SINGLENESS

"Enjoy singleness while you have it."
"You only get to be single for so long."
"Don't you want a boyfriend?"
"I'm engaged!"

These are some typical lines that come up when the topic of relationships arise. Everyone trying to give their unwarranted encouragement or sympathy or tips about singleness.
Singleness has this awkward feeling around it in conversations. It's not taboo. People talk about it all the time. But how I usually hear it talked about it is one of two ways:

1. I am a strong independent woman and I don't need a man. I thrive in singleness.
OR
2. I just want to be married and start and family already. I seriously can not wait another day.

Sound familiar?

Both of which are fine. I am a strong independent woman, I don't need a man. But do I want to get married and have a family? Yes. Do I get that little feeling of longing in my heart when my friends talk about their serious relationships, engagements, and marriages? Yes. But through all of it, I am also growing everyday in relationships that are right in front of me.

While I am in the waiting for a relationship, I am consistently growing and developing in my relationship with myself and the Lord. 

You matter just as much as your future husband. So why not invest in yourself? For some people this means going off on crazy, solo adventures in foreign countries. That sounds incredible to me, but not to my budget. There are so many more ways to grow in the relationship you have with yourself. 

Start Reading!

I am never more fired up than when I end a book, and want to change everything in my life. Half of those things never end up being implemented for more than 24 hours, but there's usually at least one thing I take from each piece I read. There are mindset shifts, pieces of joy and inspiration that I carry with me for months to come. 

If you are looking for inspiration for your next book to read, look at our Book List! It has so many books that we have read or are planning to read that are incredible. 

Get Used to Being Alone

This sounds like an insult someone would say to tell you that you'll never end up with a partner.
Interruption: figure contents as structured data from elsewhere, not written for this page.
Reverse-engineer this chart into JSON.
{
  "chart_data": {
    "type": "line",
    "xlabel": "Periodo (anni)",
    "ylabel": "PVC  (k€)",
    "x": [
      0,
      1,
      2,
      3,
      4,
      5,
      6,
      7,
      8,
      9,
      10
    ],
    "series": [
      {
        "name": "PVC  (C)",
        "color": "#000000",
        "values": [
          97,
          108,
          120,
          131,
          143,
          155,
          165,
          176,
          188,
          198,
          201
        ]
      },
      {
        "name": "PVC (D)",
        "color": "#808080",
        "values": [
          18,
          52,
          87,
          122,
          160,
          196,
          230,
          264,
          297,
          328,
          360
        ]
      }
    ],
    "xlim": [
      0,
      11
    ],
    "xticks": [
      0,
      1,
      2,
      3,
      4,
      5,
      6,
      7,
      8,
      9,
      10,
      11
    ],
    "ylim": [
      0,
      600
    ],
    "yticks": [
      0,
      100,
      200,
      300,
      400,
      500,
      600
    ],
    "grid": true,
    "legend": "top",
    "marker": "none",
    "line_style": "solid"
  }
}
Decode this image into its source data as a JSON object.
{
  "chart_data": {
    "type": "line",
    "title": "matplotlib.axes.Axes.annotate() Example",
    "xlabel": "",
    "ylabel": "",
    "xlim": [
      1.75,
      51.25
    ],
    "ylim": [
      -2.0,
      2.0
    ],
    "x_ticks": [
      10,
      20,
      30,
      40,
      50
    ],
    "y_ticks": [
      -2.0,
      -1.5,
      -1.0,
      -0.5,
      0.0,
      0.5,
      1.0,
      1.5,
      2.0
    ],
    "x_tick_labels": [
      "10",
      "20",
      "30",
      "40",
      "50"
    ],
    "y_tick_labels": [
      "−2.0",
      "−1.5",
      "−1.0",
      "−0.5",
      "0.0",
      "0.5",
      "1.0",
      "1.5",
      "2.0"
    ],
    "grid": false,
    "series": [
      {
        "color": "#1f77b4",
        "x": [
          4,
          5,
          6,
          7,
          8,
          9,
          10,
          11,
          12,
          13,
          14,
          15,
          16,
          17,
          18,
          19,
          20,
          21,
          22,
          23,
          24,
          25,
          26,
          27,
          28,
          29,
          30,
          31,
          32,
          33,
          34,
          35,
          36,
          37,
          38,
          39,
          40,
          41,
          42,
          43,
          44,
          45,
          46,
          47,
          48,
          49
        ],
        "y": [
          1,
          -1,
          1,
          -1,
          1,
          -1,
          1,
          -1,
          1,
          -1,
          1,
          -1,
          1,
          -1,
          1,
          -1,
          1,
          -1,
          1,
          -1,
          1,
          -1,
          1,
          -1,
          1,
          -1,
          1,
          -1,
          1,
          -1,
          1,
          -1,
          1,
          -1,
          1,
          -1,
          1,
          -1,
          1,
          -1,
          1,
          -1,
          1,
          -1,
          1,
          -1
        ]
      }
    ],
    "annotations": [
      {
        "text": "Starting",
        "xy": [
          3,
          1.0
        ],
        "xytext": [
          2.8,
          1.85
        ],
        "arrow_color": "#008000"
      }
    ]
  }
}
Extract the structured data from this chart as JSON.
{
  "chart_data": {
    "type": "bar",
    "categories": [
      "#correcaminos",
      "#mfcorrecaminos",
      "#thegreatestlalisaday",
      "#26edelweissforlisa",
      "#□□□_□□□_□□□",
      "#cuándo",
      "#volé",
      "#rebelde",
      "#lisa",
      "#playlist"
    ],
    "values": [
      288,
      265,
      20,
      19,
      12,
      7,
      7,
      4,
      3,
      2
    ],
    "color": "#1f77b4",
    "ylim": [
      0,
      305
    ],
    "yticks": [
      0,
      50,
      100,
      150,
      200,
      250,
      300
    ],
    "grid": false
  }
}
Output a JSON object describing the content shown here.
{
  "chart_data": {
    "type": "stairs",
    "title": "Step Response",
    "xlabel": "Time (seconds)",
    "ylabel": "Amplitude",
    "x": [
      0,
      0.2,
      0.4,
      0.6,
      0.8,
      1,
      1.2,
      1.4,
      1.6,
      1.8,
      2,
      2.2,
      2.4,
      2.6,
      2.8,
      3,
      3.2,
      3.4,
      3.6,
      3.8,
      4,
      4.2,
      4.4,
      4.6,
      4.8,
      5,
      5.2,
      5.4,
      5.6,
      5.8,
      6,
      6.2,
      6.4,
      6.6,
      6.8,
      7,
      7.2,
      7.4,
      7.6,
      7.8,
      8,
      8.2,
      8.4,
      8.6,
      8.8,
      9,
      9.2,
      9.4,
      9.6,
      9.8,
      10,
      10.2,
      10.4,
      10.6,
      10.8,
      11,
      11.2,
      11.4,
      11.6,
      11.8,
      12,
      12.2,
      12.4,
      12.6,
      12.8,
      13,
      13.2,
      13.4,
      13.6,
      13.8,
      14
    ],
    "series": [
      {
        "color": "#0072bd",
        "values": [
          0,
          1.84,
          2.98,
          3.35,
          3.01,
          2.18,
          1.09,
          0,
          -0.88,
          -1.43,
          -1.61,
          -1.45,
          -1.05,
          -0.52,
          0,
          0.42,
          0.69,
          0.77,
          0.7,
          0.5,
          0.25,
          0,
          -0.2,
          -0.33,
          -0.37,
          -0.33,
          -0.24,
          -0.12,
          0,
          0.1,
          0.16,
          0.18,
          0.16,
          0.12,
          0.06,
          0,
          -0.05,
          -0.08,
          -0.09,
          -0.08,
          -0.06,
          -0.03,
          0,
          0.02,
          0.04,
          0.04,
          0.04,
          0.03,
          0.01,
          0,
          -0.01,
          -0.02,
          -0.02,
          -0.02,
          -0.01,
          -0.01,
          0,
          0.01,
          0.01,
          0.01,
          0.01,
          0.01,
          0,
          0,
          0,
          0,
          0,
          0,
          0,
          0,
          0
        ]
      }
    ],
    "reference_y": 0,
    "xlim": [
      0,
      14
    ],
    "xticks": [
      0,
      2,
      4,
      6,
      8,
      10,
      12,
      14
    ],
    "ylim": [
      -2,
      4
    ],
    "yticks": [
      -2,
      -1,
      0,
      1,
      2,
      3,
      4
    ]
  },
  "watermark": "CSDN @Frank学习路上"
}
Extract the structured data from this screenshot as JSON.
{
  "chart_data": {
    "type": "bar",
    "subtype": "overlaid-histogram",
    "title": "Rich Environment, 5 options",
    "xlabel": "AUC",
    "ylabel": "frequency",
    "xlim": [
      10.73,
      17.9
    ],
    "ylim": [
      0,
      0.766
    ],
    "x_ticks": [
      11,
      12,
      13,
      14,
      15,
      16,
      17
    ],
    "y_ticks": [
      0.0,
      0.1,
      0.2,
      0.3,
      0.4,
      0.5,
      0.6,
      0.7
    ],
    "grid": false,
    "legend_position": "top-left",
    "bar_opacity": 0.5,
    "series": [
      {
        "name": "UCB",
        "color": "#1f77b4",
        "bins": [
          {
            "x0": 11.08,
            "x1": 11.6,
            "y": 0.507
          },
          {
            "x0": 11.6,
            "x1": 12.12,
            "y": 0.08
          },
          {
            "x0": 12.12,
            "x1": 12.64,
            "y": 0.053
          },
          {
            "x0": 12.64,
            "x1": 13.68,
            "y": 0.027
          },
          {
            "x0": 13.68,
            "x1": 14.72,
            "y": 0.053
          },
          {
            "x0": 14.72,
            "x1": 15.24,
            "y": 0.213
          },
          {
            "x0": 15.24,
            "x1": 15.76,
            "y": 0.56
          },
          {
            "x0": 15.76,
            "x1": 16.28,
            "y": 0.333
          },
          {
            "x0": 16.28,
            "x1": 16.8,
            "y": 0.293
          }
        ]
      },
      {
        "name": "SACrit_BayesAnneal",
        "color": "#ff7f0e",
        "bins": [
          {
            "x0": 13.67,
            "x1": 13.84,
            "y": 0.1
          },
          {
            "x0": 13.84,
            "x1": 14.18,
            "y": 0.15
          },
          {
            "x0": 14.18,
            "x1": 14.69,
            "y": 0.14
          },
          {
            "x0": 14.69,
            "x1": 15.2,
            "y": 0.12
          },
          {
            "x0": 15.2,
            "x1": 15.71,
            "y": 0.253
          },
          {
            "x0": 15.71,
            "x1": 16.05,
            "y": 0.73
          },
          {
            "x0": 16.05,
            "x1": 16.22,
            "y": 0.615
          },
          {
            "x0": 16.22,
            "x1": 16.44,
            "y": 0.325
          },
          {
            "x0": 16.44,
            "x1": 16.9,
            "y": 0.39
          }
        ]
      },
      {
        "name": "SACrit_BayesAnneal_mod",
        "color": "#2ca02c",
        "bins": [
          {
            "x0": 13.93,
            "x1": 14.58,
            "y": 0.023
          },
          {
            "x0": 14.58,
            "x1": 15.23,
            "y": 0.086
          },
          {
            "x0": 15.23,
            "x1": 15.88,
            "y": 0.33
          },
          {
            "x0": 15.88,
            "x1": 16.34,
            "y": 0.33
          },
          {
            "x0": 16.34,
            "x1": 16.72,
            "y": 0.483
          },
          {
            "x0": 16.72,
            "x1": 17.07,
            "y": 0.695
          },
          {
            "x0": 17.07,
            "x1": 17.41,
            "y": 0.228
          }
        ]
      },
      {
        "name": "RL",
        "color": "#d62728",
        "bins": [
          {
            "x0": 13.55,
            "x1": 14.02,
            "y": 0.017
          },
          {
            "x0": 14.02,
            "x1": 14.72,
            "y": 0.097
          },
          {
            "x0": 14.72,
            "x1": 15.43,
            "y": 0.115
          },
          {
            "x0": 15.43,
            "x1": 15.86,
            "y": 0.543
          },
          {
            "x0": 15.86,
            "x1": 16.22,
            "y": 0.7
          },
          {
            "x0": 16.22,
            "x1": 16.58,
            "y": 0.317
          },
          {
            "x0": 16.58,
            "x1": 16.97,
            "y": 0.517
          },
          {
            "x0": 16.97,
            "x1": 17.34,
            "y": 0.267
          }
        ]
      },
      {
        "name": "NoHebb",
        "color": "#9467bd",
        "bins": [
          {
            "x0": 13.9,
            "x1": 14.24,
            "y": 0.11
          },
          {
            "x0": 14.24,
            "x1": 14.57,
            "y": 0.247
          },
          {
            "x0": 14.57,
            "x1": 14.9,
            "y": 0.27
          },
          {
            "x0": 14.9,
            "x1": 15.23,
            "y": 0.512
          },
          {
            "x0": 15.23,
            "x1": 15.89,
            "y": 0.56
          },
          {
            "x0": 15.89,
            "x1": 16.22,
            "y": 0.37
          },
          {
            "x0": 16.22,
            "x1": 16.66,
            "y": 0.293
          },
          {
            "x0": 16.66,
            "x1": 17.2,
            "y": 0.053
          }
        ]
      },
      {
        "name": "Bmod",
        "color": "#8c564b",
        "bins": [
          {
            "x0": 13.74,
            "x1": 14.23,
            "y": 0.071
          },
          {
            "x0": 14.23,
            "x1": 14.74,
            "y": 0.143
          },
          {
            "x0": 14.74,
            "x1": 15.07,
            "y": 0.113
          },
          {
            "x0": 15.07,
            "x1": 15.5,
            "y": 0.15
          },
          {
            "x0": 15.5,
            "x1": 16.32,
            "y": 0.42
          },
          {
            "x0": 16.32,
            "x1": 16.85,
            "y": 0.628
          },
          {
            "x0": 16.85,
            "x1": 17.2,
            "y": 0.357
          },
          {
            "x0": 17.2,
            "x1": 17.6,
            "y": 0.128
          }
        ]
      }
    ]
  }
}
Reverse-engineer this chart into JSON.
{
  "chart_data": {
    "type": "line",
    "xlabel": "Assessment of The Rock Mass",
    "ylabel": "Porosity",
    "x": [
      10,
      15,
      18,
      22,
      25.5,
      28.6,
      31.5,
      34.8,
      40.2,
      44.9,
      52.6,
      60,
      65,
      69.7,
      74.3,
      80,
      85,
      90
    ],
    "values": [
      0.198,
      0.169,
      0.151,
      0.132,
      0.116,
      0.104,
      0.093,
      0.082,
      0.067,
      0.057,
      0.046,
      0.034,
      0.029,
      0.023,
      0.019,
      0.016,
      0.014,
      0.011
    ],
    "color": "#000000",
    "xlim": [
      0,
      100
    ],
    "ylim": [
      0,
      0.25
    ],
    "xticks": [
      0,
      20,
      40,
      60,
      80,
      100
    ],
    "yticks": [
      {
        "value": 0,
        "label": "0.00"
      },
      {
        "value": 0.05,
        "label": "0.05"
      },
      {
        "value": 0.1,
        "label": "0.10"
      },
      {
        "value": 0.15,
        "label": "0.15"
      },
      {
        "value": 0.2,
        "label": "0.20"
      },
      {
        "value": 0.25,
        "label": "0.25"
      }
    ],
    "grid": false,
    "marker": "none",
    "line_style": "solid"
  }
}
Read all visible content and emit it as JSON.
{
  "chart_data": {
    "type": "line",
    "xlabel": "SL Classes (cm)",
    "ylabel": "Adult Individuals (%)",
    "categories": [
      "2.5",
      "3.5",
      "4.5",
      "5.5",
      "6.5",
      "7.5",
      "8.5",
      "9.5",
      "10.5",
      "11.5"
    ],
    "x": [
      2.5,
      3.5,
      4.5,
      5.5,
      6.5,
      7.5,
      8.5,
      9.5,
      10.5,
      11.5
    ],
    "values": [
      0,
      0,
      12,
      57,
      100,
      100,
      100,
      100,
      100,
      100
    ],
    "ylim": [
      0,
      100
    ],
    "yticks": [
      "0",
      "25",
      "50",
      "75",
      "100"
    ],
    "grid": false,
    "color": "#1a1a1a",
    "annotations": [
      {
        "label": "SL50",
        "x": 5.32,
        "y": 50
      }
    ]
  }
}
I promise you it's not. But I want you to ask yourself how natural it is for you to be alone. Is it comfortable for you to have nothing to do for a day except be with yourself? Can you sit through a long car ride with just yourself? Do you like being with yourself? If you answered no to any of those, I would suggest diving deeper into that. 
What is it that makes you uncomfortable about being alone with yourself? Is it lies that come up? Is it dealt with pain or hurt? Is it that you just haven't ever spent time with yourself? Dig into what your answer is. You are uniquely and wonderfully made, and I want you to believe that! Get to know the deep and intimate parts of your heart before you start to get to know those parts of someone else's heart. 

Take Jesus on a Date

He wants to go on a date with you. I know that one for a fact. How often is it that we would reschedule everything for a best friend, but when it comes to Jesus, we would much rather have that extra 30 minutes on Instagram? I am not trying to shame anyone here. I am so guilty of this, it's such a natural tendency! But Jesus wants us to tell him the inner workings of our heart and mind.
It sounds so cheesy and conservative to say "let Jesus be your boyfriend", but Jesus said that he will give you the desires of your heart, if you delight in him (Psalm 37:4). If you are longing for that relationship, so that you can have someone to share everyday life with, be vulnerable with, and have someone to love you - you have someone who gave His entire life for you.

You have someone who died so that He could go on a date with you. Several dates. For the rest of your life. 

Find that rest and satisfaction in Him. He knows the desires of your heart. He wants to give them to you. Run into His arms, and let Him hold you and love you. Let Him show you the ultimate relationship that will never fail.

Singleness is hard. I have constant longing in my heart to be in an earthly relationship. But in the waiting, I know that I have people to develop relationships with. I have myself to grow and love and I have Jesus who is here to walk with and love me. He is here to listen to the inner workings of my heart.